Buyer Power in the Beef Packing Industry: An Update on Research in Progress (with Minji Kim, Nathan Miller and Matthew Weinberg) [latest draft]
We consider the oligopsony competition among beef packers to purchase cattle from feedlots. We explore in particular the competitive implicates of an increasingly popular contract in which the price of a (future) transaction is pegged to future cash market prices. These contracts create an additional incentive for packers to depress cash market prices, and as the largest four packers account for more than 80% of purchases, they likely have an ability to do so. We provide descriptive regressions that show a negative correlation between contract quantities and cash market prices on a week-to-week basis over 2005-2019. We then construct an empirical model and estimate it using data from the same period. The model allows us to assess the extent to which the rise of contracts may have contributed to an increase in the observed spread between the prices that packers pay for cattle and the prices that they receive for beef.
Mergers Between Multi-Product Firms With Endogenous Variety: Theory and an Application to the RTE-Cereal Industry [latest draft]
When multi-product firms endogenously choose their product variety, mergers can have welfare effects that go well beyond their immediate impact through prices.
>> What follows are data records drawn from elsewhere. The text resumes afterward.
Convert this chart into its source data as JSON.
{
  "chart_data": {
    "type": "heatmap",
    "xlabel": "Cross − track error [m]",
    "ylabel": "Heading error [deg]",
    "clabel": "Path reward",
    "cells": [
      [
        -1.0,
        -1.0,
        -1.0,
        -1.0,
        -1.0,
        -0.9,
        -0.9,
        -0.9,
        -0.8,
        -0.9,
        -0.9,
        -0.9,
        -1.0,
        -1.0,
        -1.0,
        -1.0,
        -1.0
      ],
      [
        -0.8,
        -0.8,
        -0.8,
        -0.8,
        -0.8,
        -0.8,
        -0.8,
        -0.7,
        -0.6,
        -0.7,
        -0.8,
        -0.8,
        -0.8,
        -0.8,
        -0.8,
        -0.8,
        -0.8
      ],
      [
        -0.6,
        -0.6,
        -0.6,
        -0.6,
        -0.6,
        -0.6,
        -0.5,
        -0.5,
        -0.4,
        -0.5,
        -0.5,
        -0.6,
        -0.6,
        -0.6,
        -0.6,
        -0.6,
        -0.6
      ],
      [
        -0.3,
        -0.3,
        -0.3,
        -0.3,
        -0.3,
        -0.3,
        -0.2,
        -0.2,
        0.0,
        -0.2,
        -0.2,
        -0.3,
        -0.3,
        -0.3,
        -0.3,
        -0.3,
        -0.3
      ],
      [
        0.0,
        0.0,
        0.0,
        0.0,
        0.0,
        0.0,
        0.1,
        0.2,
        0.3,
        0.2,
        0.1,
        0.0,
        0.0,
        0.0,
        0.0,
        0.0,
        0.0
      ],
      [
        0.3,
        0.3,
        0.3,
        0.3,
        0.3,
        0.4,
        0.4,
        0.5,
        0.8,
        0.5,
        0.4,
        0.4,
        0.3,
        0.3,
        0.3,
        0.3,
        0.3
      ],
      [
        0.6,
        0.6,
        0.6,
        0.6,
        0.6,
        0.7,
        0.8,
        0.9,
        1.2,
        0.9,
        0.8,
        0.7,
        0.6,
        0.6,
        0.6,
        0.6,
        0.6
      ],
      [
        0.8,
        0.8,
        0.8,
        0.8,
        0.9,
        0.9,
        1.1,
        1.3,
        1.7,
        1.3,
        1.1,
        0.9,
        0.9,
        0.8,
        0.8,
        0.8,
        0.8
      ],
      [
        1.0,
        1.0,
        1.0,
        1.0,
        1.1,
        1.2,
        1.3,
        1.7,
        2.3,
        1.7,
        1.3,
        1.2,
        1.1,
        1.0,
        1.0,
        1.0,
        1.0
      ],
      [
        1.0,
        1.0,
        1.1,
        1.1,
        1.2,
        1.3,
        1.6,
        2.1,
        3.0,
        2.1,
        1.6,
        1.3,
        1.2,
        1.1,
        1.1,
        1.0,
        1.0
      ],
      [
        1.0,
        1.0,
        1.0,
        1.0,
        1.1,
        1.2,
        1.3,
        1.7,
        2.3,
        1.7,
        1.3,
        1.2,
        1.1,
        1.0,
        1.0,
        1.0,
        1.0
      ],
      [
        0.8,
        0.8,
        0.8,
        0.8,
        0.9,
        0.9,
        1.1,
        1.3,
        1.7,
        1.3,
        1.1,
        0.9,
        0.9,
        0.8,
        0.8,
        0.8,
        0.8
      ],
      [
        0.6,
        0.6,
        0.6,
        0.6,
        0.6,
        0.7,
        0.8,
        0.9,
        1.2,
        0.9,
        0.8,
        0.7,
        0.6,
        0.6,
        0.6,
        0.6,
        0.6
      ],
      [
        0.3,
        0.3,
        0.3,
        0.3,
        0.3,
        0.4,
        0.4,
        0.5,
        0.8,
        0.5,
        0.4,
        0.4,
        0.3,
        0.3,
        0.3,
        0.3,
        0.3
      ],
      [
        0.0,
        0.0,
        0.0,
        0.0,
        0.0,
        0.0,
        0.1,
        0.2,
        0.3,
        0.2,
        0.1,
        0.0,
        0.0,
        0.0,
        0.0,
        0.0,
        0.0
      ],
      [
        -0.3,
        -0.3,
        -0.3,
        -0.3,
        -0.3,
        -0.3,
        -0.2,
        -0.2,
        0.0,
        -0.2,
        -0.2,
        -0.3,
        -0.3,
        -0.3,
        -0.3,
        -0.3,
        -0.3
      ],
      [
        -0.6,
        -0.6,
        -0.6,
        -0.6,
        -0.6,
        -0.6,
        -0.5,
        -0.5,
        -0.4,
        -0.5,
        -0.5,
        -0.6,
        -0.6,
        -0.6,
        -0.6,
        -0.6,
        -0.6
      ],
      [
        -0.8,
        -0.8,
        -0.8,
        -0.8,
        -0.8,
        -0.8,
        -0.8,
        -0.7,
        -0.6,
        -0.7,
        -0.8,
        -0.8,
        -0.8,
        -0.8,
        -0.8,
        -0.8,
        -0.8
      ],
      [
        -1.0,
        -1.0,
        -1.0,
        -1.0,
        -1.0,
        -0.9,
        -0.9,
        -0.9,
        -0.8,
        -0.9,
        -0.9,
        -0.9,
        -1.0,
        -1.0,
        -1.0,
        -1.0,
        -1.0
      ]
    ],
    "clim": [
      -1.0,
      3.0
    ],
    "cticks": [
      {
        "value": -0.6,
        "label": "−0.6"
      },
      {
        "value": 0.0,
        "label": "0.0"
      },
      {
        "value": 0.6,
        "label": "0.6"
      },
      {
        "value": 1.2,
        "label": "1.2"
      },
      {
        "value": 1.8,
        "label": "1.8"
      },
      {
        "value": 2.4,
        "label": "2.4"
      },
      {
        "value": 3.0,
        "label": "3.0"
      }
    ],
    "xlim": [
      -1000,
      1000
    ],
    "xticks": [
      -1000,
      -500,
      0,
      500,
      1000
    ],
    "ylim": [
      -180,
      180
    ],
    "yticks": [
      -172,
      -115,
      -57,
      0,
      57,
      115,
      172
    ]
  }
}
The structural models needed to quantify these effects, however, quickly become computationally intractable as the number of products grows. In this paper, I propose a dynamic structural model of multi-product firms and endogenous product variety that bypasses this dimensionality problem. I show that, under a nested logit demand assumption, firms introduce/remove products in pre-determined order. As a result, the number of products each firm supplies is a sufficient statistic for the identity of the products themselves and, therefore, for all market outcomes and firms’ continuation strategies. I use this result to argue that the strategies and states that need to be considered to solve the model are a small fraction of the whole strategy set and state space, making it possible to estimate the model using standard techniques in structural econometrics. I apply the model to the RTE-Cereal Industry and use it to simulate a hypothetical merger between two large players. Results show that ignoring endogenous product variety leads to a 30% overestimation of the post-merger number of products and a 19% underestimation of consumer welfare loss.
The Market Effects of Mergers on Incumbent Behavior and Entry: Evidence from Dialysis. (with Anwita Mahajan, Adrian Rubli) [draft coming soon]
We study the effects of mergers on incumbent behavior and firm entry in the U.S. dialysis industry. Using an event-study approach, we find that facilities and dialysis stations decrease in markets exposed to mergers, relative to markets without any merger activity. This is driven by a sharp reduction in both variables by the merged entity, which is only partially offset by an increase corresponding to other incumbent firms. We do not find evidence for novel entry. Additionally, we find declines in inputs per station at merged firm facilities and an increase at other facilities.